Issue: Whether the passage of Line
Item Veto Act which confers legislative power to the executive
was unconstitutionally?
Holding: Yes.
Procedure: Consolidated case involving
the same challenge. U.S. District Court held statute
invalid, the cancellations did not conform to the
constitutionality for enactment or repealing of laws.
Affirmed.
Rule: A5 - Grants Congress express authority
to enact, amend and repeal statutes. A1S7c2 provides the
Executive with the power to either approve in whole or reject in
whole.
Ct Rationale: The difference between the
Presidents return, of a bill and the exercise
of the cancellation authority under the LIVA is a return takes
place before a bill becomes a law, and the cancellation after it
is a law. The return is of the whole bill, and the
cancellation is only a part. The Constitution is silent as to
whether the President has power to repeal or amend enacted
statutes. President Washington believed that The
Presentment Clause requires the President to approve all parts of
a Bill or reject it in toto. In the foreign affairs arena the
President has some discretion and freedom from statutory
restriction, (Curtiss-Wright). There is comparison when the
President cancels direct spending and declines to spend funds.
The President lacks the authority to amend portions of enacted
statutes.
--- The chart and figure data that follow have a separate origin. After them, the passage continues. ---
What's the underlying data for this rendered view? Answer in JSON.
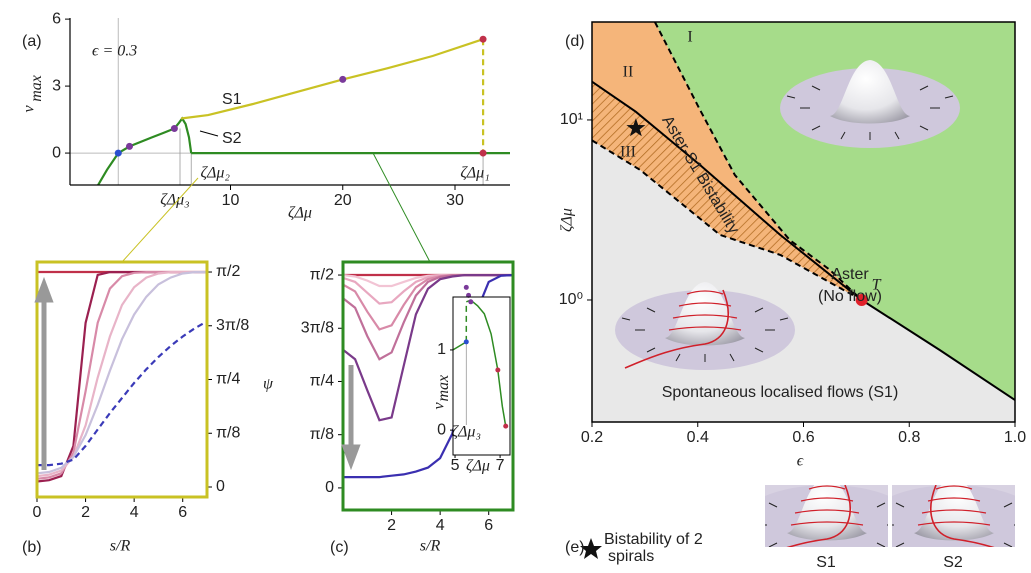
{
  "chart_data": [
    {
      "type": "line",
      "panel": "(a)",
      "parameter_label": "ϵ = 0.3",
      "x_label": "ζΔμ",
      "y_label": "v",
      "y_label_sub": "max",
      "xlim": [
        -4.3,
        34.9
      ],
      "xticks": [
        10,
        20,
        30
      ],
      "ylim": [
        -1.43,
        6.05
      ],
      "yticks": [
        0,
        3,
        6
      ],
      "series": [
        {
          "color": "#2e8b22",
          "x": [
            -1.8,
            -1,
            0,
            1,
            2,
            3,
            4,
            5
          ],
          "values": [
            -1.43,
            -0.75,
            0,
            0.3,
            0.5,
            0.7,
            0.9,
            1.1
          ]
        },
        {
          "name": "S2",
          "color": "#2e8b22",
          "x": [
            5,
            5.4,
            5.7,
            6.0,
            6.3,
            6.5
          ],
          "values": [
            1.1,
            1.35,
            1.55,
            1.3,
            0.7,
            0
          ]
        },
        {
          "color": "#2e8b22",
          "x": [
            6.5,
            34.9
          ],
          "values": [
            0,
            0
          ]
        },
        {
          "name": "S1",
          "color": "#c9c224",
          "x": [
            5.6,
            8,
            12,
            16,
            20,
            24,
            28,
            32.5
          ],
          "values": [
            1.55,
            1.7,
            2.2,
            2.75,
            3.3,
            3.8,
            4.35,
            5.1
          ]
        },
        {
          "color": "#c9c224",
          "dashed": true,
          "x": [
            32.5,
            32.5
          ],
          "values": [
            5.1,
            0
          ]
        }
      ],
      "points": {
        "x": [
          0,
          1,
          5,
          20,
          32.5,
          32.5
        ],
        "values": [
          0,
          0.3,
          1.1,
          3.3,
          5.1,
          0
        ],
        "colors": [
          "#2a4fd0",
          "#7a3a9a",
          "#7a3a9a",
          "#7a3a9a",
          "#c0304a",
          "#c0304a"
        ]
      },
      "annotations": [
        {
          "text": "ζΔμ₃",
          "x": 5.5
        },
        {
          "text": "ζΔμ₂",
          "x": 6.5
        },
        {
          "text": "ζΔμ₁",
          "x": 32.5
        }
      ]
    },
    {
      "type": "line",
      "panel": "(b)",
      "x_label": "s/R",
      "y_label": "ψ",
      "x": [
        0,
        0.5,
        1,
        1.5,
        2,
        2.5,
        3,
        3.5,
        4,
        4.5,
        5,
        5.5,
        6,
        6.5,
        7
      ],
      "xlim": [
        0,
        7
      ],
      "xticks": [
        0,
        2,
        4,
        6
      ],
      "ylim": [
        -0.073,
        1.644
      ],
      "yticks": [
        0,
        {
          "value": 0.3927,
          "label": "π/8"
        },
        {
          "value": 0.7854,
          "label": "π/4"
        },
        {
          "value": 1.1781,
          "label": "3π/8"
        },
        {
          "value": 1.5708,
          "label": "π/2"
        }
      ],
      "series": [
        {
          "color": "#c0304a",
          "values": [
            1.5708,
            1.5708,
            1.5708,
            1.5708,
            1.5708,
            1.5708,
            1.5708,
            1.5708,
            1.5708,
            1.5708,
            1.5708,
            1.5708,
            1.5708,
            1.5708,
            1.5708
          ]
        },
        {
          "color": "#9b2050",
          "values": [
            0.04,
            0.05,
            0.08,
            0.3,
            1.2,
            1.55,
            1.57,
            1.57,
            1.57,
            1.57,
            1.57,
            1.57,
            1.57,
            1.57,
            1.57
          ]
        },
        {
          "color": "#d88aa8",
          "values": [
            0.06,
            0.07,
            0.1,
            0.25,
            0.7,
            1.2,
            1.45,
            1.54,
            1.565,
            1.57,
            1.57,
            1.57,
            1.57,
            1.57,
            1.57
          ]
        },
        {
          "color": "#e8b4c8",
          "values": [
            0.08,
            0.09,
            0.12,
            0.22,
            0.45,
            0.8,
            1.1,
            1.33,
            1.46,
            1.53,
            1.56,
            1.57,
            1.57,
            1.57,
            1.57
          ]
        },
        {
          "color": "#c8c0dc",
          "values": [
            0.1,
            0.11,
            0.14,
            0.22,
            0.38,
            0.6,
            0.85,
            1.08,
            1.26,
            1.39,
            1.48,
            1.53,
            1.56,
            1.57,
            1.57
          ]
        },
        {
          "color": "#3a3ab8",
          "dashed": true,
          "values": [
            0.16,
            0.16,
            0.17,
            0.2,
            0.3,
            0.42,
            0.54,
            0.65,
            0.76,
            0.86,
            0.95,
            1.03,
            1.1,
            1.16,
            1.21
          ]
        }
      ]
    },
    {
      "type": "line",
      "panel": "(c)",
      "x_label": "s/R",
      "x": [
        0,
        0.5,
        1,
        1.5,
        2,
        2.5,
        3,
        3.5,
        4,
        4.5,
        5,
        5.5,
        6,
        6.5,
        7
      ],
      "xlim": [
        0,
        7
      ],
      "xticks": [
        2,
        4,
        6
      ],
      "ylim": [
        -0.163,
        1.667
      ],
      "yticks": [
        0,
        {
          "value": 0.3927,
          "label": "π/8"
        },
        {
          "value": 0.7854,
          "label": "π/4"
        },
        {
          "value": 1.1781,
          "label": "3π/8"
        },
        {
          "value": 1.5708,
          "label": "π/2"
        }
      ],
      "series": [
        {
          "color": "#c0304a",
          "values": [
            1.5708,
            1.5708,
            1.5708,
            1.5708,
            1.5708,
            1.5708,
            1.5708,
            1.5708,
            1.5708,
            1.5708,
            1.5708,
            1.5708,
            1.5708,
            1.5708,
            1.5708
          ]
        },
        {
          "color": "#f2c4d4",
          "values": [
            1.57,
            1.56,
            1.53,
            1.49,
            1.49,
            1.52,
            1.55,
            1.565,
            1.57,
            1.57,
            1.57,
            1.57,
            1.57,
            1.57,
            1.57
          ]
        },
        {
          "color": "#e8a8c0",
          "values": [
            1.55,
            1.52,
            1.44,
            1.36,
            1.37,
            1.45,
            1.52,
            1.555,
            1.568,
            1.57,
            1.57,
            1.57,
            1.57,
            1.57,
            1.57
          ]
        },
        {
          "color": "#d88aa8",
          "values": [
            1.5,
            1.45,
            1.3,
            1.17,
            1.2,
            1.35,
            1.48,
            1.54,
            1.562,
            1.57,
            1.57,
            1.57,
            1.57,
            1.57,
            1.57
          ]
        },
        {
          "color": "#c0709a",
          "values": [
            1.4,
            1.33,
            1.12,
            0.95,
            1.0,
            1.22,
            1.42,
            1.52,
            1.557,
            1.568,
            1.57,
            1.57,
            1.57,
            1.57,
            1.57
          ]
        },
        {
          "color": "#7a3a8a",
          "values": [
            1.02,
            0.95,
            0.72,
            0.5,
            0.52,
            0.9,
            1.28,
            1.47,
            1.54,
            1.56,
            1.57,
            1.57,
            1.57,
            1.57,
            1.57
          ]
        },
        {
          "color": "#3a2fb0",
          "values": [
            0.08,
            0.08,
            0.08,
            0.08,
            0.09,
            0.1,
            0.12,
            0.15,
            0.22,
            0.4,
            0.8,
            1.3,
            1.52,
            1.565,
            1.57
          ]
        }
      ]
    },
    {
      "type": "line",
      "x_label": "ζΔμ",
      "y_label": "v",
      "y_label_sub": "max",
      "xlim": [
        4.91,
        7.44
      ],
      "xticks": [
        5,
        7
      ],
      "ylim": [
        -0.31,
        1.66
      ],
      "yticks": [
        0,
        1
      ],
      "series": [
        {
          "color": "#2e8b22",
          "x": [
            4.91,
            5.5
          ],
          "values": [
            1.0,
            1.1
          ]
        },
        {
          "color": "#2e8b22",
          "dashed": true,
          "x": [
            5.5,
            5.5
          ],
          "values": [
            1.1,
            1.55
          ]
        },
        {
          "color": "#2e8b22",
          "x": [
            5.5,
            5.7,
            6.0,
            6.3,
            6.6,
            6.9,
            7.1,
            7.25
          ],
          "values": [
            1.6,
            1.62,
            1.55,
            1.45,
            1.2,
            0.75,
            0.3,
            0.05
          ]
        }
      ],
      "points": {
        "x": [
          5.5,
          5.5,
          5.6,
          5.7,
          6.9,
          7.25
        ],
        "values": [
          1.1,
          1.78,
          1.68,
          1.6,
          0.75,
          0.05
        ],
        "colors": [
          "#2a4fd0",
          "#7a3a9a",
          "#7a3a9a",
          "#7a3a9a",
          "#c0304a",
          "#c0304a"
        ]
      },
      "annotations": [
        {
          "text": "ζΔμ₃",
          "x": 5.5
        }
      ]
    },
    {
      "type": "phase",
      "panel": "(d)",
      "x_label": "ϵ",
      "y_label": "ζΔμ",
      "ylog": true,
      "xlim": [
        0.2,
        1.0
      ],
      "xticks": [
        0.2,
        0.4,
        0.6,
        0.8,
        {
          "value": 1.0,
          "label": "1.0"
        }
      ],
      "ylim": [
        0.21,
        35
      ],
      "yticks": [
        {
          "value": 1,
          "label": "10⁰"
        },
        {
          "value": 10,
          "label": "10¹"
        }
      ],
      "region_colors": [
        "#a6dc8a",
        "#f5b57a",
        "#e8e8e8"
      ],
      "boundaries": [
        {
          "color": "#000000",
          "dashed": true,
          "x": [
            0.319,
            0.404,
            0.47,
            0.574,
            0.65,
            0.71
          ],
          "values": [
            35,
            11.4,
            4.95,
            2.15,
            1.47,
            1.0
          ]
        },
        {
          "color": "#000000",
          "x": [
            0.2,
            0.283,
            0.404,
            0.556,
            0.71,
            0.858,
            1.0
          ],
          "values": [
            16.3,
            11.1,
            5.63,
            2.3,
            1.0,
            0.527,
            0.278
          ]
        },
        {
          "color": "#000000",
          "dashed": true,
          "x": [
            0.2,
            0.291,
            0.442,
            0.556,
            0.71
          ],
          "values": [
            7.7,
            5.28,
            2.3,
            1.78,
            1.0
          ]
        }
      ],
      "star": {
        "x": 0.283,
        "value": 9.0
      },
      "points": {
        "x": [
          0.71
        ],
        "values": [
          1.0
        ],
        "colors": [
          "#e0202a"
        ],
        "labels": [
          "T"
        ]
      },
      "labels": [
        "I",
        "II",
        "III",
        "Aster-S1 Bistability",
        "Aster",
        "(No flow)",
        "Spontaneous localised flows (S1)"
      ]
    }
  ],
  "panel_e": {
    "label": "(e)",
    "caption_lines": [
      "Bistability of 2",
      "spirals"
    ],
    "images": [
      "S1",
      "S2"
    ]
  }
}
If the legislation wants to confer additional
authority upon the Executive branch it is by way of A5 Amendment
to the Constitution, not statutory provisions.
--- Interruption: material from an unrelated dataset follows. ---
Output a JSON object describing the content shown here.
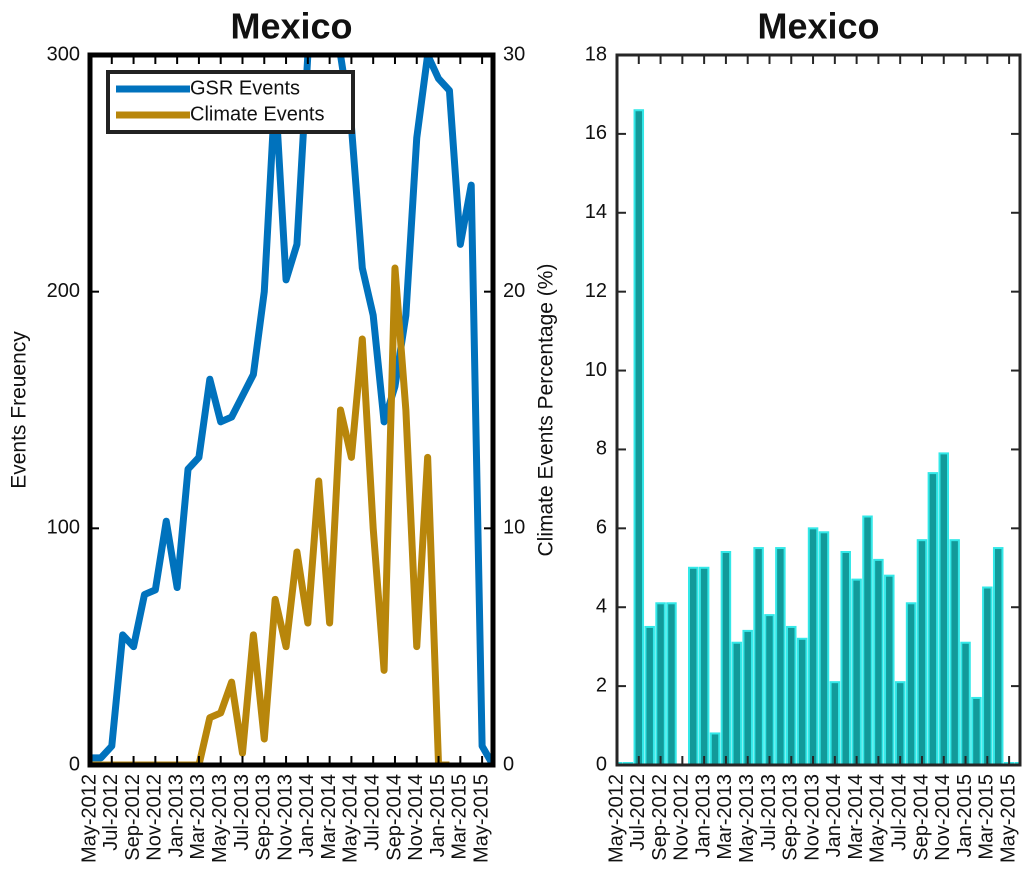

PL A: (Govt) The cancellations are exercises
of discretionary authority granted to the President by Congress,
and that authority is no more and no less than the power to
decline to spend or to decline to implement tax measures.
[LIVA confers comparable discretionary
authority over the expenditures of appropriated funds]
Def A: [The farmers coop] The President does not have a
Constitutional power to change portions of duly enacted statutes,
only to reject the whole bill or pass the whole bill.